Payday Lenders Gave $15,000 to Pryor?s AG Race
Assistants Were Discouraged From Testifying on Check Cashers Act
Two members of Attorney General Mark Pryor’s legal staff — including one who had warned that payday lending was unconstitutional — were discouraged from testifying before legislators in the 1999 legislative session in which the Check Cashers Act was adopted, confidential internal memos show.
The check-cashing industry — architect and sole beneficiary of the law — contributed $14,150 to Pryor’s campaign in the months before that legislative session and has given an additional $1,000 since.
“The implication is because of campaign contributions, they got favorable treatment, and that’s simply not true,” said Pryor, who added that he raised $800,000 during the campaign and was unaware of any specific donations from the state’s check-cashing industry.
Pryor said the contributions had no impact on his decision to take a neutral position on the Check Cashers Act.
Since the act was adopted in April 1999, several Arkansas judges have found “deferred presentment” unconstitutional and have canceled debtors’ obligations to payday lenders. No case has yet reached the state Supreme Court. A bill to repeal the law is being considered in the current General Assembly.
“I can confirm that I was one of the people that asked to speak against the bill and that I was not allowed to do so,” former Assistant Attorney General Shellie Wallace said recently. Wallace is now an attorney for Wilson & Associates in Little Rock.
Wallace served in the Public Protection Department under Pryor and his predecessor, Winston Bryant. She argued in a memo that the proposed legislation allowing check cashers to charge fees for holding customers’ checks violated the state’s constitutional prohibition against usury.
“The proposed legislation as it applies [to] payday loans, or ‘deferred deposits,’ is unconstitutional,” Wallace wrote in a March 1, 1999, memo to her boss, Sheila McDonald, head of the Public Protection Department.
“While the Check Cashers Act attempts to declare that the fees charged ‘shall not be deemed interest for any purpose of law,’ such an attempt would necessarily fail pursuant to the Supreme Court’s longstanding strict interpretation of the usury prohibition.”
Wallace cited two Supreme Court decisions, Winston v. Personal Finance Co. of Pine Bluff Inc. (1952) and Strickler v. State Auto Finance Co. (1954), as the basis for her analysis.
Pryor said one memo on the matter “isn’t definitive” since he encourages his staff to debate whatever issue is under consideration.
“I like to hear a lot of ideas, even if they are dissenting ideas,” he said. “It’s not unusual to have a difference of opinion here. We think it’s a healthy thing.”

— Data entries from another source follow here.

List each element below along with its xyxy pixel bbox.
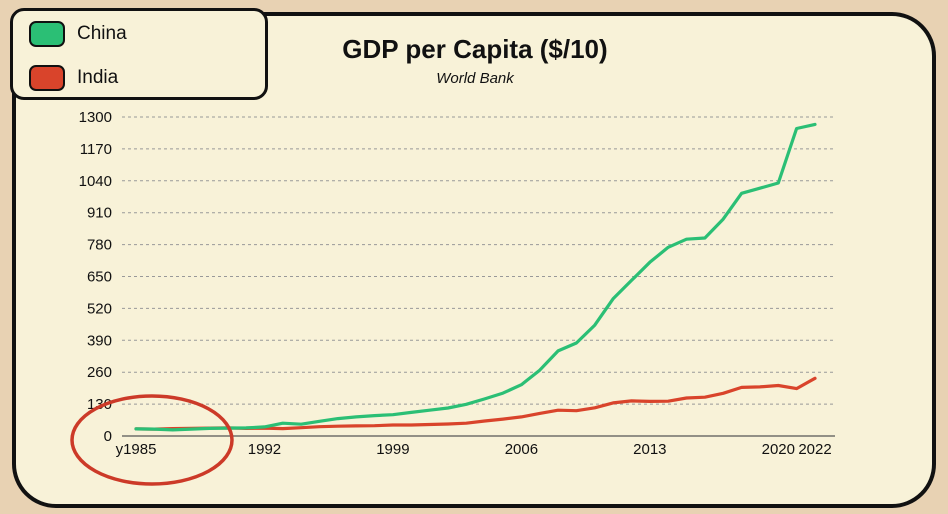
legend: China India bbox=[10, 8, 268, 100]
x-tick-label: 1992 bbox=[248, 441, 281, 458]
legend-label-china: China bbox=[77, 23, 127, 44]
legend-label-india: India bbox=[77, 67, 119, 88]
y-tick-label: 390 bbox=[87, 332, 112, 349]
y-tick-label: 260 bbox=[87, 364, 112, 381]
x-tick-label: 2020 bbox=[762, 441, 795, 458]
y-tick-label: 650 bbox=[87, 269, 112, 286]
y-tick-label: 1170 bbox=[80, 141, 112, 158]
x-tick-label: 2013 bbox=[633, 441, 666, 458]
x-tick-label: 1999 bbox=[376, 441, 409, 458]
series-line-china bbox=[134, 122, 817, 432]
chart-title: GDP per Capita ($/10) bbox=[342, 34, 608, 64]
highlight-circle-annotation bbox=[70, 394, 234, 486]
series-lines bbox=[134, 122, 817, 432]
y-tick-label: 1300 bbox=[79, 109, 112, 126]
legend-item-china: China bbox=[29, 21, 127, 47]
y-tick-label: 520 bbox=[87, 300, 112, 317]
y-tick-label: 780 bbox=[87, 237, 112, 254]
y-tick-label: 1040 bbox=[79, 173, 112, 190]
legend-swatch-india bbox=[29, 65, 65, 91]
y-tick-label: 0 bbox=[104, 428, 112, 445]
y-tick-label: 910 bbox=[87, 205, 112, 222]
x-tick-label: 2006 bbox=[505, 441, 538, 458]
x-axis-ticks: y1985 1992 1999 2006 2013 2020 2022 bbox=[116, 441, 832, 458]
chart-subtitle: World Bank bbox=[436, 70, 514, 87]
x-tick-label: 2022 bbox=[798, 441, 831, 458]
gridlines bbox=[122, 116, 835, 437]
x-tick-label: y1985 bbox=[116, 441, 157, 458]
legend-swatch-china bbox=[29, 21, 65, 47]
legend-item-india: India bbox=[29, 65, 118, 91]
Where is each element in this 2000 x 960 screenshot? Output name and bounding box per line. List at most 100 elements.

Darrin Williams, Pryor’s chief of staff, denied that Wallace and another attorney had been prohibited from testifying on their own time.
“That is not correct,” he said. “We can’t do that.”

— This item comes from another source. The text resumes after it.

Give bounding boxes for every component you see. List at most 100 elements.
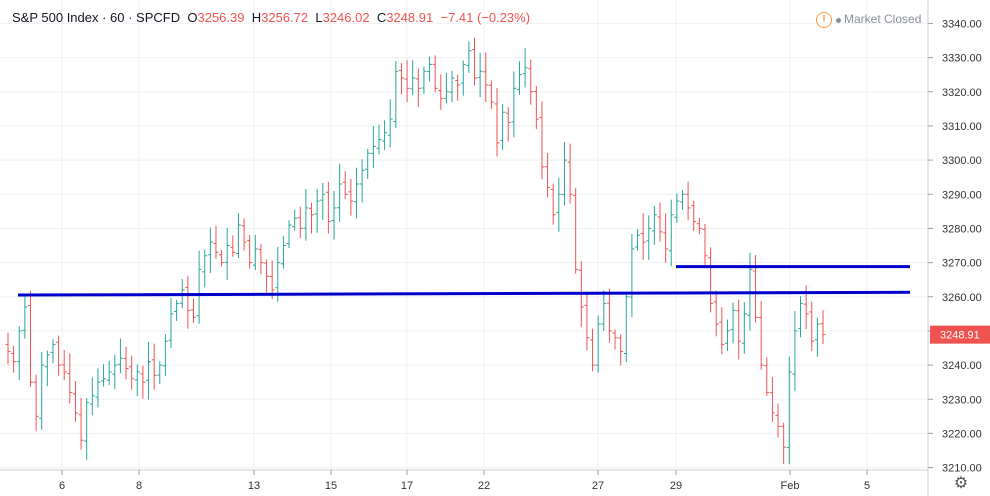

Wallace insisted, however, that she and the other attorney, who didn’t wish to be named, were willing to take annual leave to testify against the bill before the Senate Judiciary Committee but were discouraged from doing so.

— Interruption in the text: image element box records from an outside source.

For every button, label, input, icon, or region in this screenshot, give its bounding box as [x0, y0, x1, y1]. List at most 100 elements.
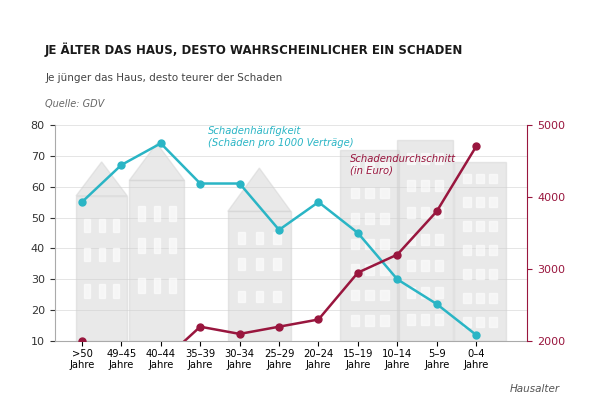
Bar	[365, 213, 374, 224]
Bar	[464, 221, 471, 231]
Bar	[350, 315, 359, 326]
Bar	[454, 162, 506, 341]
Bar	[273, 290, 281, 302]
Bar	[421, 154, 429, 164]
Bar	[435, 180, 443, 191]
Bar	[464, 269, 471, 279]
Bar	[228, 211, 291, 341]
Bar	[153, 206, 160, 220]
Bar	[365, 315, 374, 326]
Bar	[273, 232, 281, 244]
Polygon shape	[76, 162, 127, 196]
Bar	[464, 198, 471, 207]
Bar	[489, 317, 497, 327]
Bar	[435, 287, 443, 298]
Bar	[113, 219, 119, 232]
Bar	[350, 264, 359, 275]
Bar	[435, 234, 443, 245]
Bar	[84, 219, 90, 232]
Bar	[421, 314, 429, 325]
Bar	[421, 207, 429, 218]
Bar	[169, 206, 176, 220]
Bar	[407, 234, 415, 245]
Bar	[153, 278, 160, 293]
Bar	[365, 264, 374, 275]
Polygon shape	[129, 144, 184, 181]
Bar	[169, 278, 176, 293]
Bar	[435, 207, 443, 218]
Bar	[84, 248, 90, 261]
Bar	[464, 317, 471, 327]
Bar	[380, 315, 389, 326]
Bar	[129, 181, 184, 341]
Text: Hausalter: Hausalter	[510, 384, 561, 394]
Bar	[421, 260, 429, 272]
Bar	[476, 245, 484, 255]
Bar	[350, 162, 359, 173]
Bar	[476, 317, 484, 327]
Bar	[464, 245, 471, 255]
Bar	[489, 245, 497, 255]
Bar	[489, 173, 497, 183]
Bar	[380, 290, 389, 300]
Bar	[365, 188, 374, 198]
Bar	[489, 269, 497, 279]
Bar	[365, 162, 374, 173]
Bar	[476, 173, 484, 183]
Bar	[407, 154, 415, 164]
Bar	[99, 285, 105, 297]
Bar	[340, 149, 399, 341]
Bar	[238, 232, 245, 244]
Bar	[407, 314, 415, 325]
Bar	[421, 287, 429, 298]
Bar	[350, 213, 359, 224]
Bar	[380, 188, 389, 198]
Bar	[489, 198, 497, 207]
Bar	[464, 293, 471, 303]
Bar	[421, 180, 429, 191]
Bar	[238, 258, 245, 270]
Text: Je jünger das Haus, desto teurer der Schaden: Je jünger das Haus, desto teurer der Sch…	[45, 73, 282, 83]
Bar	[99, 219, 105, 232]
Bar	[421, 234, 429, 245]
Text: Schadendurchschnitt
(in Euro): Schadendurchschnitt (in Euro)	[350, 154, 456, 175]
Bar	[435, 314, 443, 325]
Bar	[464, 173, 471, 183]
Bar	[273, 258, 281, 270]
Bar	[407, 207, 415, 218]
Bar	[380, 162, 389, 173]
Bar	[76, 196, 127, 341]
Bar	[407, 287, 415, 298]
Bar	[476, 198, 484, 207]
Bar	[153, 238, 160, 253]
Bar	[350, 239, 359, 249]
Bar	[407, 260, 415, 272]
Bar	[380, 213, 389, 224]
Bar	[138, 278, 145, 293]
Bar	[365, 290, 374, 300]
Bar	[476, 293, 484, 303]
Bar	[489, 293, 497, 303]
Bar	[380, 264, 389, 275]
Bar	[256, 290, 263, 302]
Bar	[350, 188, 359, 198]
Bar	[435, 260, 443, 272]
Bar	[407, 180, 415, 191]
Text: Schadenhäufigkeit
(Schäden pro 1000 Verträge): Schadenhäufigkeit (Schäden pro 1000 Vert…	[208, 126, 354, 148]
Bar	[476, 221, 484, 231]
Bar	[256, 258, 263, 270]
Bar	[435, 154, 443, 164]
Text: JE ÄLTER DAS HAUS, DESTO WAHRSCHEINLICHER EIN SCHADEN: JE ÄLTER DAS HAUS, DESTO WAHRSCHEINLICHE…	[45, 42, 464, 57]
Polygon shape	[228, 168, 291, 211]
Bar	[138, 206, 145, 220]
Bar	[350, 290, 359, 300]
Bar	[489, 221, 497, 231]
Bar	[84, 285, 90, 297]
Bar	[256, 232, 263, 244]
Bar	[113, 248, 119, 261]
Bar	[169, 238, 176, 253]
Bar	[99, 248, 105, 261]
Bar	[238, 290, 245, 302]
Bar	[398, 140, 453, 341]
Bar	[476, 269, 484, 279]
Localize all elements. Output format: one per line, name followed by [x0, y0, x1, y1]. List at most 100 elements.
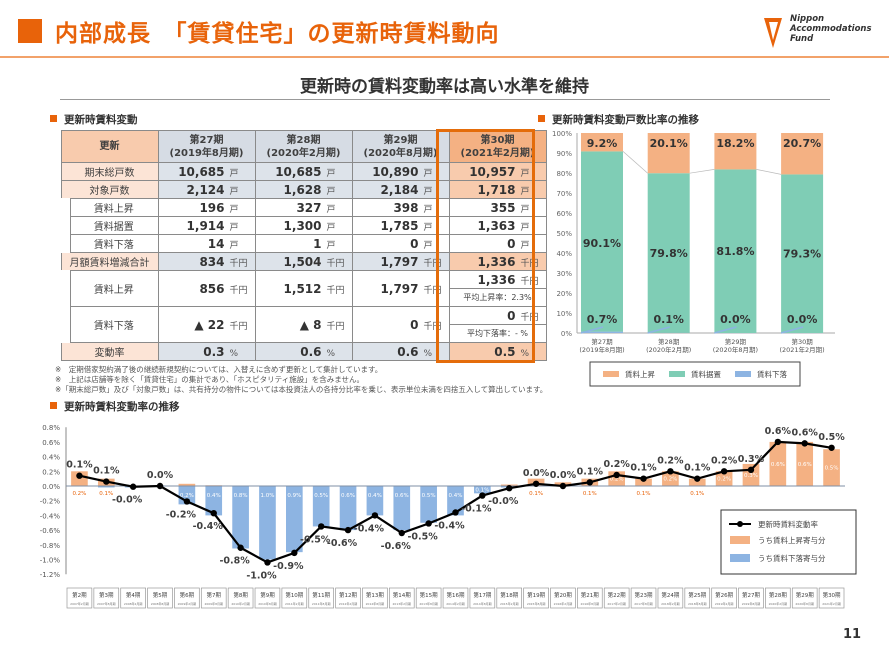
down-marker — [647, 326, 670, 334]
bar-segment — [581, 331, 623, 333]
x-tick-box — [738, 587, 764, 609]
rate-point — [640, 475, 647, 482]
x-tick-box — [442, 587, 469, 609]
rate-point — [398, 529, 405, 537]
down-bar — [474, 486, 491, 494]
y-tick-label: 0% — [561, 330, 572, 338]
subtitle: 更新時の賃料変動率は高い水準を維持 — [300, 77, 589, 97]
x-tick-box — [791, 587, 818, 609]
table-cell: 1,336 千円 — [448, 252, 547, 271]
x-tick-date: 2014年2月期 — [446, 601, 465, 606]
x-tick-date: 2019年2月期 — [715, 601, 734, 606]
table-cell: 14 戸 — [157, 234, 256, 253]
x-tick-label: 第21期 — [581, 591, 599, 599]
x-tick-label: 第23期 — [635, 591, 653, 599]
table-cell: 355 戸 — [448, 198, 547, 217]
y-tick-label: 30% — [556, 270, 572, 278]
y-tick-label: -0.4% — [40, 512, 61, 520]
x-tick-box — [657, 587, 684, 609]
down-bar — [366, 486, 384, 516]
rate-label: 0.1% — [66, 460, 93, 471]
table-cell: 1,363 戸 — [448, 216, 547, 235]
rate-label: 0.5% — [818, 432, 845, 443]
rate-point — [129, 483, 137, 490]
x-tick-label: 第26期 — [715, 591, 733, 599]
x-tick-label: 第7期 — [206, 591, 221, 599]
rate-point — [425, 520, 432, 527]
x-tick-label: 第12期 — [339, 591, 357, 599]
x-tick-date: 2010年2月期 — [231, 601, 250, 606]
trend-chart: -1.2%-1.0%-0.8%-0.6%-0.4%-0.2%0.0%0.2%0.… — [40, 424, 857, 609]
rate-label: 0.2% — [603, 459, 630, 470]
y-tick-label: -0.8% — [40, 542, 61, 550]
data-label: 20.7% — [783, 137, 821, 150]
rate-label: -0.9% — [273, 561, 304, 572]
bar-segment — [714, 169, 757, 333]
up-bar-label: 0.1% — [690, 491, 704, 497]
up-bar — [178, 483, 196, 486]
y-tick-label: 90% — [556, 150, 572, 158]
data-label: 0.0% — [787, 313, 818, 326]
down-bar-label: 0.5% — [314, 493, 328, 499]
table-cell: 834 千円 — [157, 252, 256, 271]
table-row: 賃料上昇 856 千円 1,512 千円 1,797 千円 1,336 千円 — [52, 270, 547, 307]
rate-label: 0.1% — [93, 466, 120, 477]
data-label: 0.1% — [653, 313, 684, 326]
table-cell: 10,685 戸 — [157, 162, 256, 181]
x-tick-date: 2019年8月期 — [742, 601, 761, 606]
x-tick-date: 2018年2月期 — [661, 601, 680, 606]
x-tick-label: (2020年2月期) — [646, 345, 691, 354]
up-bar-label: 0.1% — [637, 491, 651, 497]
data-label: 0.0% — [720, 313, 751, 326]
up-bar-label: 0.2% — [610, 477, 624, 483]
x-tick-date: 2011年2月期 — [285, 601, 304, 606]
down-bar — [393, 486, 411, 531]
x-tick-date: 2015年8月期 — [527, 601, 546, 606]
y-tick-label: 50% — [556, 230, 572, 238]
up-bar — [796, 441, 814, 486]
row-label: 賃料下落 — [52, 306, 159, 343]
bar-segment — [581, 133, 623, 152]
rate-point — [452, 509, 459, 516]
table-cell: 2,184 戸 — [351, 180, 450, 199]
x-tick-date: 2008年2月期 — [124, 601, 143, 606]
y-tick-label: 70% — [556, 190, 572, 198]
rate-label: 0.1% — [630, 463, 657, 474]
table-row: 変動率 0.3% 0.6% 0.6% 0.5% — [60, 342, 547, 361]
data-label: 81.8% — [716, 245, 754, 258]
y-tick-label: -1.2% — [40, 571, 61, 579]
table-cell: 1,336 千円 — [448, 270, 547, 289]
bar-segment — [647, 133, 690, 174]
data-label: 0.7% — [587, 313, 618, 326]
rate-point — [344, 526, 352, 534]
subtitle-underline — [60, 99, 830, 100]
legend-swatch — [735, 371, 751, 377]
rate-label: 0.0% — [523, 468, 550, 479]
x-tick-label: 第27期 — [591, 337, 613, 346]
data-label: 9.2% — [587, 137, 618, 150]
down-bar — [286, 486, 303, 553]
x-tick-box — [577, 587, 603, 609]
footnote: ※「期末総戸数」及び「対象戸数」は、共有持分の物件については本投資法人の各持分比… — [55, 385, 548, 394]
x-tick-label: 第8期 — [233, 591, 248, 599]
legend-label: うち賃料下落寄与分 — [758, 553, 826, 563]
x-tick-label: 第28期 — [769, 591, 787, 599]
row-label: 賃料下落 — [52, 234, 159, 253]
x-tick-date: 2008年8月期 — [151, 601, 170, 606]
rate-label: -0.5% — [407, 531, 438, 542]
rate-label: 0.6% — [792, 427, 819, 438]
x-tick-date: 2015年2月期 — [500, 601, 519, 606]
rate-point — [828, 444, 835, 451]
rate-point — [667, 468, 674, 475]
x-tick-box — [388, 587, 415, 609]
x-tick-box — [254, 587, 281, 609]
bar-segment — [781, 174, 824, 333]
down-marker — [714, 326, 737, 334]
rate-point — [801, 440, 808, 447]
row-label: 賃料上昇 — [52, 270, 159, 307]
y-tick-label: 0.6% — [42, 439, 60, 447]
table-cell: 1,797 千円 — [351, 252, 450, 271]
up-bar-label: 0.6% — [771, 462, 785, 468]
rate-point — [237, 544, 244, 551]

Williams said the two were told, at a meeting with McDonald and Chief Deputy Attorney General Bob Russell, that they would not be granted permission to testify on their own time, but that [Russell and McDonald] could not stop them.
Wallace offered as proof a copy of a March 11 e-mail that the unnamed attorney sent to McDonald and copied to Wallace.
“In … the original draft, [the bill] will have a devastating effect on the Arkansas public, especially those who are least able to protect themselves, the poor,” the other attorney wrote. “I understand that our office is working diligently to secure amendments to the bill. However, if these amendments cannot be secured, I feel it necessary to request an opportunity to respond to my commitment as an attorney to speak against the bill … I believe that I have special knowledge, perhaps not shared by other members of the bar, regarding the acute inadvisability of [the bill].
“Any testimony would be undertaken as a private citizen, and with the appropriately requested and granted annual leave. I understand that my primary duty is to this office, and if it should be decided that permission and leave cannot be granted for this activity, I will certainly understand.”
McDonald didn’t return a call for comment.
But in a message to Russell, also copied to Wallace, McDonald asked for clarification of Pryor’s policy on the matter: “I have met with Shellie and [the other attorney] and received the following formal requests from them seeking approval to take annual leave and speak as private citizens against SB 781 (Check Cashers.) I fully support and recognize our individual need and right to act as private citizens on issues which we personally support or oppose. I have, however, cautioned both Shellie and [the other attorney] that regardless of how their statements are qualified as their own views and not necessarily that of the AG’s office, they will probably still be seen as representatives of this office. Please inform me as to this office’s policy with regard to such matters as soon as possible.”
Office Insisted on Amendments
Pryor’s office did insist that amendments, such as a prohibition on “rollovers” to extend a loan by payment of another fee, be added to the bill as a condition for not actively opposing it, Williams said.
“We were very much opposed to that legislation when it came out,” Williams said. “We said no rollovers.”
Opponents of the law charge that the rollover prohibition is easily evaded by the taking out of new loans.
As a result of the amendments, Pryor agreed to neither support or oppose the bill before the Legislature in 1999.
Pryor’s office has not taken a position on a bill introduced by Sen. Cliff Hoofman, D-North Little Rock, to repeal the Check Cashers Act, Williams said.
“That [proposed bill] doesn’t put [the check cashers] out of business,” Pryor said. “That just does away with the regulations and protections we got last time. … It doesn’t end the industry.”
Bryant had aggressively prosecuted payday lenders as attorney general. Wallace warned in her memo that such prosecution would be hampered by the Check Cashers Act.
“Unfortunately, the mere passage of the Act by the legislature may diminish the authority of the Attorney General to protect consumers from usurious conduct, regardless of the constitutional prohibition,” Wallace wrote. “Usury is a personal action, and the attorney general has no per se authority to enforce the [constitutional] provisions.”
Pryor’s office settled two of Bryant’s remaining lawsuits in 1999 and another last year, with the defendants paying $175,000 and agreeing to stop the offending conduct.
Williams was the only representative from Pryor’s office to testify on the bill. House records show that he took no position when the bill went before the House Insurance and Commerce Committee, only providing “information.”
Wallace, like many Bryant staff members, also contributed to Pryor’s campaign, giving $200 in October 1998.
Bryant, when reached at his Little Rock law office, declined to comment on the act.
“I couldn’t comment on what happened after I left,” he said last week. “I didn’t follow the issue very closely. In my opinion, the fee charged by the check cashers was in violation of the Arkansas Constitution, [but] I wouldn’t criticize my successor because I don’t know what the facts were.”
Bill Bowden contributed to this report.